Normalerweise sind Zell- und Kernteilung miteinander gekoppelt. Mit Ausnahmen werden wir uns an anderer Stelle befassen. Der Ablauf der Kernteilung in pflanzlichen Zellen wurde von E. STRASBURGER aufgeklärt, 1875 erschien sein Standardwerk "Zellbildung und Zellteilung". Schon 1884 waren die Befunde bereits Inhalt seines "Kleinen botanischen Praktikums", und seit 1894 sind sie ein fest etablierter Bestandteil des "Lehrbuchs der Botanik". In der 4. Auflage (1900) wird die Kernteilung wie folgt beschrieben:
"Von bestimmten, ganz begrenzten Fällen abgesehen, vermehren sich die pflanzlichen Zellkerne auf dem Wege der sog. mitotischen oder indirekten Teilung. Der Teilungsvorgang wird auch Karyokinese (Anm.: heute üblicherweise Mitose) bezeichnet. Er spielt sich in ziemlich komplizierter Weise ab, die aber notwendig erscheint, um die Substanz des Mutterkerns völlig gleichmäßig auf die beiden Tochterkerne zu verteilen."

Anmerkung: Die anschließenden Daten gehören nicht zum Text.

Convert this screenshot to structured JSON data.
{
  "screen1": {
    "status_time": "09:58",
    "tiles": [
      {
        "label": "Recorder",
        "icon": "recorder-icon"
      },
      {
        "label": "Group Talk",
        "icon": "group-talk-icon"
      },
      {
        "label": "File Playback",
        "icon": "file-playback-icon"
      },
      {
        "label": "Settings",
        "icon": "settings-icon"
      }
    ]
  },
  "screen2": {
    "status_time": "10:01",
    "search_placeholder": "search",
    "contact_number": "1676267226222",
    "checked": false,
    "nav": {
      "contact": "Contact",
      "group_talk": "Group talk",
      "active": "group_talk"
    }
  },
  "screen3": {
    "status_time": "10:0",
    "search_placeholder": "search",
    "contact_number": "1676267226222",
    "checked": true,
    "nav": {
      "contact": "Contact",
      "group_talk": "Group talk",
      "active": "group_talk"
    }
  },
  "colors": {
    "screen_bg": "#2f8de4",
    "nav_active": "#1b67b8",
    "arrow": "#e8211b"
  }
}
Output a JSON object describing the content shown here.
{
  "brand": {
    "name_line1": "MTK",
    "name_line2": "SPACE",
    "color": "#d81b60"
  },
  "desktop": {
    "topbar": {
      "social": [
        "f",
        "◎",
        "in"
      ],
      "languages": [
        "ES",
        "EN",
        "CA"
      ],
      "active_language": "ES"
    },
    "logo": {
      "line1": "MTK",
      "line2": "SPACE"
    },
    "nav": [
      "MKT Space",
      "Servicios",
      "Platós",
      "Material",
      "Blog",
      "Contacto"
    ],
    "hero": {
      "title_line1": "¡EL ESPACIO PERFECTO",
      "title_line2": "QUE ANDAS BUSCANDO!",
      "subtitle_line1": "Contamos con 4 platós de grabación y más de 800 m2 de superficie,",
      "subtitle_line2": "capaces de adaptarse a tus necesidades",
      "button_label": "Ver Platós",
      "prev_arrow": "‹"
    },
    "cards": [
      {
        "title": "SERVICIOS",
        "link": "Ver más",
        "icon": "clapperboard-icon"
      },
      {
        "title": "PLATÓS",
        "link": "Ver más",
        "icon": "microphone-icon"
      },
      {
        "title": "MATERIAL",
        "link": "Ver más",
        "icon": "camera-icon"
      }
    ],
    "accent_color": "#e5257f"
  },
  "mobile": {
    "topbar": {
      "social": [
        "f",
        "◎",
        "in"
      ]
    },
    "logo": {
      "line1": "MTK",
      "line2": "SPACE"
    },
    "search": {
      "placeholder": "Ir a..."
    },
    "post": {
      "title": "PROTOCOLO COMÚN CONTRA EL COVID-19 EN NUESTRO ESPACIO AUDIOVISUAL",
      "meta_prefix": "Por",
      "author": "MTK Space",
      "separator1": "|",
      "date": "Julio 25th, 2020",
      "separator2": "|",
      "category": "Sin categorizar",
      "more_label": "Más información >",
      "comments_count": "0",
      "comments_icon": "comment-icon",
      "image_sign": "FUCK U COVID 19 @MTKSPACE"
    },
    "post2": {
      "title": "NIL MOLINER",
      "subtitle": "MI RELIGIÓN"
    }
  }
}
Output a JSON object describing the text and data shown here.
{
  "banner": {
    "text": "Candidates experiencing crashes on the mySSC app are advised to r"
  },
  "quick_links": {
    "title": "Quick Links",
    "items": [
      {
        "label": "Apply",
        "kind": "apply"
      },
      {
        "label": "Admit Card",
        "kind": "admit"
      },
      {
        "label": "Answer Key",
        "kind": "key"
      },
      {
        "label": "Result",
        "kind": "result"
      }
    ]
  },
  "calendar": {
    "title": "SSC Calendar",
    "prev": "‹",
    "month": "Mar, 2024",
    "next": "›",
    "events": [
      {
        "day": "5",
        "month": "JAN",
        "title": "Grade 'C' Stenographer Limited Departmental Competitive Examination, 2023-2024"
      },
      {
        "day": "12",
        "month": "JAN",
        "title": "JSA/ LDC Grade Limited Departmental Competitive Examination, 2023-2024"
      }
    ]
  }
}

Anfangs arbeitete STRASBURGER mit alkoholfixiertem Material. 1879 konnte A. LUNDSTRÖM die Mitose am lebenden Objekt (Staubfadenhaaren von Tradescantia) untersuchen. Mit modernen mikroskopischen Techniken, vor allem der Phasenkontrast- und der Interferenzkontrastmikroskopie, lassen sich heutzutage die Vorgänge der Kernteilung an einer Vielzahl von Zelltypen sichtbar machen.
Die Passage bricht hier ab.